Drawing Architecture
By Helen Thomas
New York and London: Phaidon, $60
320 pages, 300+ color illustrations
Even in today’s digitized world, designers still draw. For many it’s still the foundational step in the process. By gathering drawings and paintings by masters cross a range of eras and disciplines—Leonardo da Vinci to Robert Venturi—Drawing Architecture celebrates that simple act of putting pen, pencil, or brush to paper. Included from the latter, an Interior Design Hall of Fame member, is his sketch of a nondescript building, or “decorated shed,” that proclaims itself a monument and appeared in Learning from Las Vegas, his 1972 book cowritten with his architect wife, Denise Scott Brown.

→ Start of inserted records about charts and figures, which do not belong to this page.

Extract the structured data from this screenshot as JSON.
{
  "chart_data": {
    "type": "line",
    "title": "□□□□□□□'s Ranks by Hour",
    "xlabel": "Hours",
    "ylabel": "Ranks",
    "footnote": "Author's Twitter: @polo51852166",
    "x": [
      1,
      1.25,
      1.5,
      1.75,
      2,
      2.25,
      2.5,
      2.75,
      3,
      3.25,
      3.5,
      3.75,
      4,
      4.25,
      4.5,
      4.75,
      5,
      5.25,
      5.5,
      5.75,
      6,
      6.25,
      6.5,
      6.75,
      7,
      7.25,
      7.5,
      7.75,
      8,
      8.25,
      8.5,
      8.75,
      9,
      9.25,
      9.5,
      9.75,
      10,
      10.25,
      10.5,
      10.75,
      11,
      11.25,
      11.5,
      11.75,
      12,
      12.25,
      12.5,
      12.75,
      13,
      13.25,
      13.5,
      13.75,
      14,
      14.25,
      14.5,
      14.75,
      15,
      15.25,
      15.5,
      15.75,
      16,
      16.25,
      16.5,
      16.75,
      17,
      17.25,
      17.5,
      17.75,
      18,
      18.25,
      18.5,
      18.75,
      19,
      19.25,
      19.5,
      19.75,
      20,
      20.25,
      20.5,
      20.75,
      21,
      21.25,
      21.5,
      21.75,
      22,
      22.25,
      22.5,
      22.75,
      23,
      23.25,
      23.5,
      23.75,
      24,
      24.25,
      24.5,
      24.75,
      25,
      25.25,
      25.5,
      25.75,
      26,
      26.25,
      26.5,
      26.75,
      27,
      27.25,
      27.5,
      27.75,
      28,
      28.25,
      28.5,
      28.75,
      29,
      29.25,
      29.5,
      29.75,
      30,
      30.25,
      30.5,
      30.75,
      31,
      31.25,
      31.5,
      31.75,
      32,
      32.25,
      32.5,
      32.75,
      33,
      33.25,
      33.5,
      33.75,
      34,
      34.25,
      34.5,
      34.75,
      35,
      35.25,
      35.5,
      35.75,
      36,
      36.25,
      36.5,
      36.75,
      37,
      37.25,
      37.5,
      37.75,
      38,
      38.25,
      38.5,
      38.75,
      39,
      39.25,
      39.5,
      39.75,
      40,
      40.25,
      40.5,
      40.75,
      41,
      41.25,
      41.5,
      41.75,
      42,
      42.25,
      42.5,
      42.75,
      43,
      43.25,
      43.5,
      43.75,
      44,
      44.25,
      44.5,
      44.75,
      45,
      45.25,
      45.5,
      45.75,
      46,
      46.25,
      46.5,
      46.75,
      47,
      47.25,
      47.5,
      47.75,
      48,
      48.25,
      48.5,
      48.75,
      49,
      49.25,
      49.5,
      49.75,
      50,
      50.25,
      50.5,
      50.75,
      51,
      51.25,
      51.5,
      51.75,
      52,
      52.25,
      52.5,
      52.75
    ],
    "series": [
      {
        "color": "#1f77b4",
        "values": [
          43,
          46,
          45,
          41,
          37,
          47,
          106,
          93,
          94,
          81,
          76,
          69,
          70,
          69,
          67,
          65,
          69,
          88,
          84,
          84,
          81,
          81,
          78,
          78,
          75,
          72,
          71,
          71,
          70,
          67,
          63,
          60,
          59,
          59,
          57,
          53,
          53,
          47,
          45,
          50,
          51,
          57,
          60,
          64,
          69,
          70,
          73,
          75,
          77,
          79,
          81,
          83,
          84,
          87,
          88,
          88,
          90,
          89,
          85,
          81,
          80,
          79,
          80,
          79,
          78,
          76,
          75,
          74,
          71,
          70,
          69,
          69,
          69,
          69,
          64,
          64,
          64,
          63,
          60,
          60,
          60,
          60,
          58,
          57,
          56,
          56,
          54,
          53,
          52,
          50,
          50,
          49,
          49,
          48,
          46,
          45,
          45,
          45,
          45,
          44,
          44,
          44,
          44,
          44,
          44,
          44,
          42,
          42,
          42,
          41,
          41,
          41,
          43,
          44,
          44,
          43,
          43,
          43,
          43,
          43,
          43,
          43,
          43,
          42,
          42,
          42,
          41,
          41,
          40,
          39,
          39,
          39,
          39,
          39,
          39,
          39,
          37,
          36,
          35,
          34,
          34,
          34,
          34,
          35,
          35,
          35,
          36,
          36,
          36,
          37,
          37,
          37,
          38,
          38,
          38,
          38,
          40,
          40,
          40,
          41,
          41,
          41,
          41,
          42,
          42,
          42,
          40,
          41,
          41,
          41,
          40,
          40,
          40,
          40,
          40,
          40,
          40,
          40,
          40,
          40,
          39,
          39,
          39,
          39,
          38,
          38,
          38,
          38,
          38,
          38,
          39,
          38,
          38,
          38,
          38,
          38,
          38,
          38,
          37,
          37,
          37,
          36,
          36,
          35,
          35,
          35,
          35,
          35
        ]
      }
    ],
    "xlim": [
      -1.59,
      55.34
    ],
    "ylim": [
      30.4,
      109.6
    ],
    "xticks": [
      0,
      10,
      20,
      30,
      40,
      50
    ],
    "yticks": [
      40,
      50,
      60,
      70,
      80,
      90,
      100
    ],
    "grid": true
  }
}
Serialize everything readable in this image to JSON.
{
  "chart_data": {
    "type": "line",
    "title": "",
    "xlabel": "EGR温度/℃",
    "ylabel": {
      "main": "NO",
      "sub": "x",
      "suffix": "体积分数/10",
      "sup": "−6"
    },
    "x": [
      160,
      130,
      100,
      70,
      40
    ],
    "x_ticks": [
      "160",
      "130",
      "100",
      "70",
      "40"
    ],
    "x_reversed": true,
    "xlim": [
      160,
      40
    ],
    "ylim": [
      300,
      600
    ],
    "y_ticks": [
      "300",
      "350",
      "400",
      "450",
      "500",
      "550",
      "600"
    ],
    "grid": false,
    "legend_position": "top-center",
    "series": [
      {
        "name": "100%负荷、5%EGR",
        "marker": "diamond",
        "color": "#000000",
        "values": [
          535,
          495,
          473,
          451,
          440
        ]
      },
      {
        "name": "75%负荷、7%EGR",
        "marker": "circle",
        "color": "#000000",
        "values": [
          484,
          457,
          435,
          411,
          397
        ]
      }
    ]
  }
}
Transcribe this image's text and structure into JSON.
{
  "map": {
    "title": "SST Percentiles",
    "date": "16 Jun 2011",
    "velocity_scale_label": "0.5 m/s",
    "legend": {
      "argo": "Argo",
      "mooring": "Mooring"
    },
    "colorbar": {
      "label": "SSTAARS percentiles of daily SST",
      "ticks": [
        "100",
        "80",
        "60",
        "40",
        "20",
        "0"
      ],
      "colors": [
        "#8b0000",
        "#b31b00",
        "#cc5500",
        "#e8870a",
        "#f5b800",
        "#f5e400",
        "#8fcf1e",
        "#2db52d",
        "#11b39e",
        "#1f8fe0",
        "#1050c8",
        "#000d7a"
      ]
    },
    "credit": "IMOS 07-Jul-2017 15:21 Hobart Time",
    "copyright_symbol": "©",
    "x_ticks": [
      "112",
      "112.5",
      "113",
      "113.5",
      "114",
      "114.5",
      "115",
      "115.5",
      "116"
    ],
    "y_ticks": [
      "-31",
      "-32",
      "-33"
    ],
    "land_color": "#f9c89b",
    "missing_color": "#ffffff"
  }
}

Like that shed, many of the images featured are unrealized or just conceptual, like architect Robert Bray’s Playboy Pad for a 1970 issue of the magazine; it’s shown alongside a doodle by Ettorre Sottsass of a stylish but structurally impossible edifice. Others are early versions of familiar, actual buildings—but not necessarily done in analog fashion. For example, for a conception-phase plan of the Guggenheim Bilbao museum, Frank Gehry used CATIA, the software developed by the French aerospace industry that can produce multiaxial, curved forms.
Naturally, the cover of the book, which includes a chronological index dating to ancient Mesopotamia and the earliest recognizable architectural plan, nods to the craft: It’s Buckminster Fuller’s study for one of his geodesic spheres, the lines slightly impressed into the surface as if it had been drawn there by hand.